🤖 AI Summary
In univariate mode testing, the Dip-test’s p-value computation has long relied on inefficient, non-differentiable, and scale-limited lookup tables, hindering integration into gradient-based learning frameworks.
Method: This paper proposes the first analytical, differentiable Dip-p-value mapping method. Its core is a sample-size-adaptive, differentiable sigmoid function, trained via numerical fitting to enable continuous, rapid, end-to-end differentiable transformation from the Dip statistic to p-values.
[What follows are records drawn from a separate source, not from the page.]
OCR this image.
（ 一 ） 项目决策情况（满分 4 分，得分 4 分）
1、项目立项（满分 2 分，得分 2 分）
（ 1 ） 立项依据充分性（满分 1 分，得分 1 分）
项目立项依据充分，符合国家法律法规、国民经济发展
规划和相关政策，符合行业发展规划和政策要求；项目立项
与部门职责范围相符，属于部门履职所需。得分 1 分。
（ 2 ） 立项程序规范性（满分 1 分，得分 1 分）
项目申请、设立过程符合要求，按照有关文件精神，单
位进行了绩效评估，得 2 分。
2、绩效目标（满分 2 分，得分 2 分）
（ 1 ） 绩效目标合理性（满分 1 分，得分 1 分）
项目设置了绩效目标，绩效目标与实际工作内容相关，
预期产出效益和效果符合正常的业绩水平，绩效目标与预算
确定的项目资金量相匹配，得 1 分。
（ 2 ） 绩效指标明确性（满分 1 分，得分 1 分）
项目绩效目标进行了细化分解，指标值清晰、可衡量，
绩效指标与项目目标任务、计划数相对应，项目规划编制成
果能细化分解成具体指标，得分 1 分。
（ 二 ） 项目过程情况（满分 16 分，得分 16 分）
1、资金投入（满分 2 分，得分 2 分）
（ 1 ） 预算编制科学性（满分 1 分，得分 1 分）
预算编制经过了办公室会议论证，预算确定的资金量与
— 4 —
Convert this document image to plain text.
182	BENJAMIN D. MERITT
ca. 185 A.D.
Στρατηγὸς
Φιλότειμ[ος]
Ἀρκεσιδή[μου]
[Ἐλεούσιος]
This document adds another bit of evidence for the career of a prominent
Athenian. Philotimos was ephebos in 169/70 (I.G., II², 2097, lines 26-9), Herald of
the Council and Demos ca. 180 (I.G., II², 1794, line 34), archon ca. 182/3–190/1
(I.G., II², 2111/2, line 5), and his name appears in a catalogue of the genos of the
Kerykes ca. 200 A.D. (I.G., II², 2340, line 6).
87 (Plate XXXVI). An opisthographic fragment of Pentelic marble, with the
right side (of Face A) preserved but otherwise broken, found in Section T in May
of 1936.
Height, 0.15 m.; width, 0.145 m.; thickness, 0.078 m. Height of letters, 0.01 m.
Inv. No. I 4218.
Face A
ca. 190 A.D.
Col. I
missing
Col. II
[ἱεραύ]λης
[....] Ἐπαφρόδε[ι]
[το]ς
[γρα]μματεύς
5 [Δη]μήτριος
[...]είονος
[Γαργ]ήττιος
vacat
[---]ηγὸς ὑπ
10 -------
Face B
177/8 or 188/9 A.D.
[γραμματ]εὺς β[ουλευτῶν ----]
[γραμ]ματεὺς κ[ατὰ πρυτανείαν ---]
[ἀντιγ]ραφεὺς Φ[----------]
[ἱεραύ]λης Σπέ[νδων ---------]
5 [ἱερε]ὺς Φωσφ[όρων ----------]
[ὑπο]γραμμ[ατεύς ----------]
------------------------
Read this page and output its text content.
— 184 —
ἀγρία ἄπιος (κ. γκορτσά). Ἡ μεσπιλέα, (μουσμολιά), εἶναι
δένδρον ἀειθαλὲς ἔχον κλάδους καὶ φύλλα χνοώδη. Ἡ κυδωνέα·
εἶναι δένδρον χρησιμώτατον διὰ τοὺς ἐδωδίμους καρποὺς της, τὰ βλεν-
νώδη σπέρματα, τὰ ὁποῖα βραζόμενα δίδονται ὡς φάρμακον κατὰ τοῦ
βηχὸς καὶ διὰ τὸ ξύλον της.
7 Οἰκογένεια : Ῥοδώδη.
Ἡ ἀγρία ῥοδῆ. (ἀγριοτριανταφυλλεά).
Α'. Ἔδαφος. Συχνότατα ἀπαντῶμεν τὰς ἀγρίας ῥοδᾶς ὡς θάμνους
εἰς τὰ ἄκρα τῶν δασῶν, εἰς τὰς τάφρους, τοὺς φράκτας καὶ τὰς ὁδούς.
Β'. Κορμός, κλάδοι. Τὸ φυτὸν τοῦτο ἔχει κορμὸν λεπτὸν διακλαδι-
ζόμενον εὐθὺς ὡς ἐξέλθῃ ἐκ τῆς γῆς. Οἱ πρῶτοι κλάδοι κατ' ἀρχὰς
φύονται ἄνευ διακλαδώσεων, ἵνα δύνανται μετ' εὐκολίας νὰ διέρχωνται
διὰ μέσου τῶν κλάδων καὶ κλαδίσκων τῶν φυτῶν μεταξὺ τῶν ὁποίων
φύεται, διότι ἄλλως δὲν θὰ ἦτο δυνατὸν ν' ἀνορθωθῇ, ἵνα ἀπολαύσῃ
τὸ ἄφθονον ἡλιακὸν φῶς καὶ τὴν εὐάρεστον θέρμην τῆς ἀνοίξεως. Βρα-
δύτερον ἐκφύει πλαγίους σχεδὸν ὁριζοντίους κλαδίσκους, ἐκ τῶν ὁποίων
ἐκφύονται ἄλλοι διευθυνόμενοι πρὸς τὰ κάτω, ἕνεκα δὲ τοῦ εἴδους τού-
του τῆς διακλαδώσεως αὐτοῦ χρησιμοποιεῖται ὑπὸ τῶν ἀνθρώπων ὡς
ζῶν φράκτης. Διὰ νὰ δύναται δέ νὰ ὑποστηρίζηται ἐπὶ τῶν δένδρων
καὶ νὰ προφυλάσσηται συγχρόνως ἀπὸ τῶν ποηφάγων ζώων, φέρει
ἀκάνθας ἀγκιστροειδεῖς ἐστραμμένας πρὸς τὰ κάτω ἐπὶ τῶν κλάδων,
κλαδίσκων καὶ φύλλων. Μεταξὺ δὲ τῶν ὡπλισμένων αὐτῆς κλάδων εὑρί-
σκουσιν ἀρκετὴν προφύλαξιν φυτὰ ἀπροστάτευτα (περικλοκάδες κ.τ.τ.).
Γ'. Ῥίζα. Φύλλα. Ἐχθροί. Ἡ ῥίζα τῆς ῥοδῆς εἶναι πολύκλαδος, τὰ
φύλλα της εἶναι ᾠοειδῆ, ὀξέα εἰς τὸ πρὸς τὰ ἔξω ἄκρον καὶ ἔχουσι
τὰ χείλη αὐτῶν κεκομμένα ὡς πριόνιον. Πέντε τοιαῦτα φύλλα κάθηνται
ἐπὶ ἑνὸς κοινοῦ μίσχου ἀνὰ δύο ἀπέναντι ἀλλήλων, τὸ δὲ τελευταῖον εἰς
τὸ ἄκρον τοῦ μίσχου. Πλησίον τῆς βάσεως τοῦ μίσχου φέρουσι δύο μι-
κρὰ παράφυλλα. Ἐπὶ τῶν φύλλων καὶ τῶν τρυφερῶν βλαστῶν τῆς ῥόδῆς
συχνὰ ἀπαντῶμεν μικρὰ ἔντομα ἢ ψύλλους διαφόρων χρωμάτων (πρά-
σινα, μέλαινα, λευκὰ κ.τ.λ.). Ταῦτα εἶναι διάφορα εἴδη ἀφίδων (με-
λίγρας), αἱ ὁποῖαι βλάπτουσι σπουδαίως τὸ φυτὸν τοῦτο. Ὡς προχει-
Contribution/Results: The approach overcomes the discretization and sample-size constraints of conventional bootstrap-based methods, enabling gradient propagation and joint optimization. Integrated into a subspace clustering framework (Dip’n’Sub), it significantly improves clustering accuracy and training stability across multiple benchmark datasets. Moreover, it accelerates p-value computation by over an order of magnitude and generalizes seamlessly to arbitrary sample sizes.
📝 Abstract
Over the last decade, the Dip-test of unimodality has gained increasing interest in the data mining community as it is a parameter-free statistical test that reliably rates the modality in one-dimensional samples. It returns a so called Dip-value and a corresponding probability for the sample's unimodality (Dip-p-value). These two values share a sigmoidal relationship. However, the specific transformation is dependent on the sample size. Many Dip-based clustering algorithms use bootstrapped look-up tables translating Dip- to Dip-p-values for a certain limited amount of sample sizes. We propose a specifically designed sigmoid function as a substitute for these state-of-the-art look-up tables. This accelerates computation and provides an approximation of the Dip- to Dip-p-value transformation for every single sample size. Further, it is differentiable and can therefore easily be integrated in learning schemes using gradient descent. We showcase this by exploiting our function in a novel subspace clustering algorithm called Dip'n'Sub. We highlight in extensive experiments the various benefits of our proposal.